The agora itself lay to the north and has not been excavated apart from a very impressive fountain house adjacent to the northern side dedicated to Arsinoe. It was a long rectangular structure over 40 metres long, reminding us that the provision of a fountain with pure water was an important function of an agora. It was fed by an aqueduct from a source in the nearby modern village. Adjacent to the Fountain house, the corner of the northern stoa of the agora has been excavated, hinting that the agora itself must have been a large and impressive structure.
Adjacent to it was the theatre, quite a small one by Greek standards, but no doubt sufficient. The other main structure however was the stadium, built to the south and now impressively restored, together with evidence that in the 4th century AD the Romans converted it into an amphitheatre.
Today ancient Messene lies in one of the poorest parts of Greece. It is not at the modern town of Messene on the coast, but 20 miles to the north and thanks to a large grant from the EU it is currently being excavated. It is in a wonderfully fertile area, and is being made into an impressive visitor attraction. The Thebans who founded it would be pleased: today, it is certainly ‘Smarter than Sparta.

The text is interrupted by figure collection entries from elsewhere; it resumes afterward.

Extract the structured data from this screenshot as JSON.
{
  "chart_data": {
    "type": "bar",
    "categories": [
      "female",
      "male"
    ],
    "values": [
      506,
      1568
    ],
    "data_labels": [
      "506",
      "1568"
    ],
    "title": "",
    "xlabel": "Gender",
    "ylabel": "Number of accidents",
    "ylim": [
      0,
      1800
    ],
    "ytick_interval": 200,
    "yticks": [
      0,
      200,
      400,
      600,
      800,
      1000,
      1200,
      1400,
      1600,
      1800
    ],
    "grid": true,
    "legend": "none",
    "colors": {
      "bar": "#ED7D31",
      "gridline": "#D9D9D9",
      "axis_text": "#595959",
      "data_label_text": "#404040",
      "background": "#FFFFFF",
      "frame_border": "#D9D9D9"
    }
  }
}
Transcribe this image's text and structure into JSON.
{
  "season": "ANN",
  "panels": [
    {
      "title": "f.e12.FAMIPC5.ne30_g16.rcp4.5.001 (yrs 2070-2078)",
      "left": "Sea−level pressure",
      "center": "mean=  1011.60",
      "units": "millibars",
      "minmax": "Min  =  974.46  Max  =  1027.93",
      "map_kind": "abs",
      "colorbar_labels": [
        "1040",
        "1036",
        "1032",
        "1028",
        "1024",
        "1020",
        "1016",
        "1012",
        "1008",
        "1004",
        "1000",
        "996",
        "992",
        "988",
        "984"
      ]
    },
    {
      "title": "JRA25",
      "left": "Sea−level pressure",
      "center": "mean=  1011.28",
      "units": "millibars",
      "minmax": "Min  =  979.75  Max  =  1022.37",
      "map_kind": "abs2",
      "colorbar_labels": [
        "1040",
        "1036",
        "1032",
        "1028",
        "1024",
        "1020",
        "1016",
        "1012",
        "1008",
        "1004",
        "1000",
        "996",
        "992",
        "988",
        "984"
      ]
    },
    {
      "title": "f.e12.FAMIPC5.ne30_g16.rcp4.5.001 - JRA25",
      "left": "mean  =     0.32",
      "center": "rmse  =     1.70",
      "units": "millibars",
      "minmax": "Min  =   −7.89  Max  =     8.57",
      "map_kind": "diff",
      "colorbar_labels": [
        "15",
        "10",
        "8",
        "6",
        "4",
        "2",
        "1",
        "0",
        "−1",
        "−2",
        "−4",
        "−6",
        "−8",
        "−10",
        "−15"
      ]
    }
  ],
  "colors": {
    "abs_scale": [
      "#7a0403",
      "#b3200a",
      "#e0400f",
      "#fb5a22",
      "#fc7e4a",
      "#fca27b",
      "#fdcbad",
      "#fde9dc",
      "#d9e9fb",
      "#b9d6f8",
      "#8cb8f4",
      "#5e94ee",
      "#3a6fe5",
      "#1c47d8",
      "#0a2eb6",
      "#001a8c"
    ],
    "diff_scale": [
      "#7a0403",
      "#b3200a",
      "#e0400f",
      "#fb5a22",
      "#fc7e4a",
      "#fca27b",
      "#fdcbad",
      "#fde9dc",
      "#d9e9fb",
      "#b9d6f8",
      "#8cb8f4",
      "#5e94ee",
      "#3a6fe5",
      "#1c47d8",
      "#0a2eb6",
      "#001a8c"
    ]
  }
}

One thing absent from a Greek town is, of course, the Palace. However, there is one semi-Greek town that does have a Palace and that is Pella, the capital of Macedonia, the home town of Alexander the Great. At first it appears to be a perfectly normal Greek town with a large agora at the centre.
To the south of the agora, a number of wealthy houses have been excavated with splendid pebble mosaics,– coloured tesserae had not yet been invented. The administrative buildings were on the north, while in the south-west corner was the archive building where numerous sealings inscribed ‘Pella exchange’ were found.
However on a low hill to the north, was a grandiose palace. This had five separate courtyards which formed the real administrative centre as well as a grandiose Royal residence with their suites of banqueting rooms and baths.
This solves the old conundrum: was Macedonia Greek or not? Was Alexander the Great really Greek? The answer was half and half. Here, in his capital there is both a grandiose Royal Palace and Greek-style town laid out on Hippodamian principles with a fine agora at the centre. An agora is something you have to have if you are going to pretend to be Greek.
If therefore you are visiting a Greek town, don’t spend too much time on the temples: temples are indeed fascinating, but it is the agora that was the heart of the town. Look at its relation to the rest of the town. Look at the stoas where market trading and the gossiping took place. Look at the Council house and the administrative buildings. Remember that in Greece, one-man rule was rare: the opposite of democracy was an aristocracy and the Council house would be where the leading citizens would meet and try to perpetuate their rule. Look for the fountains and the law courts. And then look for the theatre and the temples, and see what was their relation to the agora. For it was the agora that was the heart of the town, and this must be the starting point if we are to understand how a Greek town really worked.